Ночью Крымов проснулся, открыл глаза и увидел Дрелинга у койки Каценеленбогена. Бешеное электричество освещало спину старого лагерника. Проснувшийся Боголеев сидел на койке, прикрыв ноги одеялом.
Дрелинг кинулся к двери, застучал по ней костяным кулаком, закричал костяным голосом:
— Эй, дежурный, скорей врача, сердечный припадок у заключенного!
— Тише, прекратить! — крикнул подбежавший к глазку дежурный.
— Как тише, человек умирает! — заорал Крымов и, вскочив с койки, подбежал к двери, стал вместе с Дрелингом стучать по ней кулаком. Он заметил, что Боголеев лег на койку, укрылся одеялом, — видимо, боялся участвовать в ночном ЧП.
Вскоре дверь распахнулась, вошли несколько человек.

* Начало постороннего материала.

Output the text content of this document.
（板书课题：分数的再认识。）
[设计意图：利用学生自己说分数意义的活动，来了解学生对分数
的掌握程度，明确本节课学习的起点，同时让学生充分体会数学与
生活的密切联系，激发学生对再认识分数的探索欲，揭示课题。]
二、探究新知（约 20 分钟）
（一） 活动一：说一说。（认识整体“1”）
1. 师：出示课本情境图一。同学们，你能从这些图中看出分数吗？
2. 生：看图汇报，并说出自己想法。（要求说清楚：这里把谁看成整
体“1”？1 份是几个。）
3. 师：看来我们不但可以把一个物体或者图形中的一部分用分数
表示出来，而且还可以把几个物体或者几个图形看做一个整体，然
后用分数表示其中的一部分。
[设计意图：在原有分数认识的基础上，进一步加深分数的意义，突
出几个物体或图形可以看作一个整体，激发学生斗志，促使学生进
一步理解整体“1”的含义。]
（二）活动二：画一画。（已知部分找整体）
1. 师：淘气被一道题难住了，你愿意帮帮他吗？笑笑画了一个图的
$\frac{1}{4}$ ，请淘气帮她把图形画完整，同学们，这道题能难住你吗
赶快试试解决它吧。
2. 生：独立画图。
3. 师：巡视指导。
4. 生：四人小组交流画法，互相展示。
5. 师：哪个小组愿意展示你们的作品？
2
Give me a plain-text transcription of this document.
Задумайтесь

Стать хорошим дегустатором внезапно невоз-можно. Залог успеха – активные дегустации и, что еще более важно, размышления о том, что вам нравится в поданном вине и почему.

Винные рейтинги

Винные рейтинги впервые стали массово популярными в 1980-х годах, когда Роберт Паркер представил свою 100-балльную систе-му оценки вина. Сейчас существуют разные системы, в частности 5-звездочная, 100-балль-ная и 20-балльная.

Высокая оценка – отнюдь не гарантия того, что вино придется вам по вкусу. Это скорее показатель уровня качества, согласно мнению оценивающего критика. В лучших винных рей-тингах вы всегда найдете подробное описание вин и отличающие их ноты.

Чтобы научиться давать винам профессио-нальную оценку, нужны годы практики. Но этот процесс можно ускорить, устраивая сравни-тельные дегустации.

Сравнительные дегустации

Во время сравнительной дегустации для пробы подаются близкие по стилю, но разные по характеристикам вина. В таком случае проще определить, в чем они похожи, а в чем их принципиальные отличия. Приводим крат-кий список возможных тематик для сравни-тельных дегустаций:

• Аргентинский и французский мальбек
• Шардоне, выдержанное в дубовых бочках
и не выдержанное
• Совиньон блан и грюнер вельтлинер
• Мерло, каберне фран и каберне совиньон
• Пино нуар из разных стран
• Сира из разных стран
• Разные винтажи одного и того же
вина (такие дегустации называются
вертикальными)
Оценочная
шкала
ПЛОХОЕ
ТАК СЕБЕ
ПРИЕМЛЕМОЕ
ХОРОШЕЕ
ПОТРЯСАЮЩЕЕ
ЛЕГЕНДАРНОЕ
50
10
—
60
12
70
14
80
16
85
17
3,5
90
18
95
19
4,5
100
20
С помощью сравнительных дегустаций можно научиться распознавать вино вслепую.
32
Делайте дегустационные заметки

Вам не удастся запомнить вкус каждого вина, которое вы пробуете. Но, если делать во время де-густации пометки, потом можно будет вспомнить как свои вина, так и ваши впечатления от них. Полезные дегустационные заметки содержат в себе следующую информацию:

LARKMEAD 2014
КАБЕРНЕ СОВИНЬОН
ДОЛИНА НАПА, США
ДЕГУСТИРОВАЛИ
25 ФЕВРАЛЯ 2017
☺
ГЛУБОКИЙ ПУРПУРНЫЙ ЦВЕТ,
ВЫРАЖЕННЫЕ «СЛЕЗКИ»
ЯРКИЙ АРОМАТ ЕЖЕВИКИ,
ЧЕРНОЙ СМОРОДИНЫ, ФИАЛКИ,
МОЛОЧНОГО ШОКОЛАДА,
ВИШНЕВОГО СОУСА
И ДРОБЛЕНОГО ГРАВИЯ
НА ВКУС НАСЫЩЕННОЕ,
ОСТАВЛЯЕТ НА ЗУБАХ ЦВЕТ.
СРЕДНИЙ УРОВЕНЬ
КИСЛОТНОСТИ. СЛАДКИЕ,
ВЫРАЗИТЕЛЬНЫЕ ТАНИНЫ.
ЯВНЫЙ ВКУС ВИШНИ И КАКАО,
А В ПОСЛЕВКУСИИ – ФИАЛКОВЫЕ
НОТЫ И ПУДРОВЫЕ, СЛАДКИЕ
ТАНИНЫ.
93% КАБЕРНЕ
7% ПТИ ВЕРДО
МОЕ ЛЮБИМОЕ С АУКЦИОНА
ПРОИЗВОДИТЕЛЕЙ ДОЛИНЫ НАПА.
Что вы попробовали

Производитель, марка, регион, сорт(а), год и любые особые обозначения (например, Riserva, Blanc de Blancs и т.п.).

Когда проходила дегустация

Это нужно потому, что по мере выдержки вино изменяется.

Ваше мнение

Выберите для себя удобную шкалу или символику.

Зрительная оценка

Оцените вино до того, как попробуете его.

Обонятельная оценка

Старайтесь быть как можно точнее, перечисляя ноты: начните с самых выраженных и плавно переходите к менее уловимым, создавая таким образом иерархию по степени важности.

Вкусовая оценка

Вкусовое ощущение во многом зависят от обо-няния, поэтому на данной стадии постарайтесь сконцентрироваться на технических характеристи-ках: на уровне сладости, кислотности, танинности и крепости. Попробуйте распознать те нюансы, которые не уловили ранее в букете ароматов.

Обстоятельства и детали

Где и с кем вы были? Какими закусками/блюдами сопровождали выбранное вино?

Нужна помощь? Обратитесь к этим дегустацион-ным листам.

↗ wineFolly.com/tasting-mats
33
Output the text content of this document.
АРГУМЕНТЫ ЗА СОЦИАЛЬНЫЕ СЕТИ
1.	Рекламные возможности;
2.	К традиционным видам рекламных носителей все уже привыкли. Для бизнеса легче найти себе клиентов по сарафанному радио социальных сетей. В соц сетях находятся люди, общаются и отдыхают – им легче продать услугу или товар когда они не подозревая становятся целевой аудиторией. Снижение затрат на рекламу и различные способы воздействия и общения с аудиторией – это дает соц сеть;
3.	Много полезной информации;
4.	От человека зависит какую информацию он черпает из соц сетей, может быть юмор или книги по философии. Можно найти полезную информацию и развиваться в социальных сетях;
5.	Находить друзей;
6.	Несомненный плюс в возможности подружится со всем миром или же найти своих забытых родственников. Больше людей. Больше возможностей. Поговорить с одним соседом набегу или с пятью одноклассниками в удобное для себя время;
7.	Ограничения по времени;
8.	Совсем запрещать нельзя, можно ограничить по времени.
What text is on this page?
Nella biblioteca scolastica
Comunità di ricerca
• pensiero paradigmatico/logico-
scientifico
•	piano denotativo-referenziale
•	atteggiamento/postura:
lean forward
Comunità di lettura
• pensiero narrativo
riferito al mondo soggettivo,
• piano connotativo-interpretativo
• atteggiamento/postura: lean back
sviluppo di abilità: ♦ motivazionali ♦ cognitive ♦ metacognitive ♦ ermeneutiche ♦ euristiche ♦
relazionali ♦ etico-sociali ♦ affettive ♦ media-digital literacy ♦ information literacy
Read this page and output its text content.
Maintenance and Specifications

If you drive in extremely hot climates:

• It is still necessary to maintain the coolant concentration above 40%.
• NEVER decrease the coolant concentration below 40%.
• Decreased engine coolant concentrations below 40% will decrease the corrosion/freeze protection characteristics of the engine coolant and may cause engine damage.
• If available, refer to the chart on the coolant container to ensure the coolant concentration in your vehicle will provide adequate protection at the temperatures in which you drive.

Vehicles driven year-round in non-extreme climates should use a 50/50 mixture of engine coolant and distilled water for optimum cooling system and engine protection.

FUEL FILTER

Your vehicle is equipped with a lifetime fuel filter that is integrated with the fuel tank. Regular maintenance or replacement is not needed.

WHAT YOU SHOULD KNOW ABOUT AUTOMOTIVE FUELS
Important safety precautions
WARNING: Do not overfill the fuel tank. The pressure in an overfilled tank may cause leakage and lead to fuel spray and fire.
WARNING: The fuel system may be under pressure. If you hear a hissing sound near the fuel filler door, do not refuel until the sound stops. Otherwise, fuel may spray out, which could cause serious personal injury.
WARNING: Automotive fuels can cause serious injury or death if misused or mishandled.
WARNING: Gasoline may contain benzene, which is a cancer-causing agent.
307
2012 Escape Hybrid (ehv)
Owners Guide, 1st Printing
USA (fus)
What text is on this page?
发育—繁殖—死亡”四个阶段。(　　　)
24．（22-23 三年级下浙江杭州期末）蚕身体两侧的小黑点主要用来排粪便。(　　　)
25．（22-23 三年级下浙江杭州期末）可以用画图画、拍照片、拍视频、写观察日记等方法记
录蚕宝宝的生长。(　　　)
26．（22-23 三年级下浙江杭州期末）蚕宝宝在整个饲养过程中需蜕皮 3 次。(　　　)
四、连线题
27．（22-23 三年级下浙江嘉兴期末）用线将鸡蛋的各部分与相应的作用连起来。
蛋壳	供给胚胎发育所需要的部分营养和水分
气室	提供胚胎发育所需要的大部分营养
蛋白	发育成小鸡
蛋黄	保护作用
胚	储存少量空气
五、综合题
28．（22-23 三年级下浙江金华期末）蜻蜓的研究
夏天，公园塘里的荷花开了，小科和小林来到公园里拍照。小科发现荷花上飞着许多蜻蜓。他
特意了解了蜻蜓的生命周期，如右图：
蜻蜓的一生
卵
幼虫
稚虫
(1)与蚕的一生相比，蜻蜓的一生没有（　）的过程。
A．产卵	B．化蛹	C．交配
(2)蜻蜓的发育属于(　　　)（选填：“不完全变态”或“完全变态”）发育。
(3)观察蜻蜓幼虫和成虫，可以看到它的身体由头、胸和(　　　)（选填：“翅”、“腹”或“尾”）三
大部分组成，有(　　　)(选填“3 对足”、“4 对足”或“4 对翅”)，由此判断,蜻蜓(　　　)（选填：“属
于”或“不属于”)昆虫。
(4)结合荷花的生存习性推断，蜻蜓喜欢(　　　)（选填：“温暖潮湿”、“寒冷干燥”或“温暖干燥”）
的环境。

Каценеленбоген был без сознания. Его огромное тело долго не могли уложить на носилки.
Утром Дрелинг неожиданно спросил Крымова:
— Скажите, часто ли вам, коммунистическому комиссару, приходилось сталкиваться на фронте с проявлением недовольства?
Крымов спросил:
— Какого недовольства, чем?
— Я имею в виду недовольство колхозной политикой большевиков, общим руководством войной, словом, проявление политического недовольства?
— Никогда. Ни разу не столкнулся даже с тенью подобных настроений, — сказал Крымов.
— Так-так, понятно, я так и думал, — сказал Дрелинг и удовлетворенно кивнул.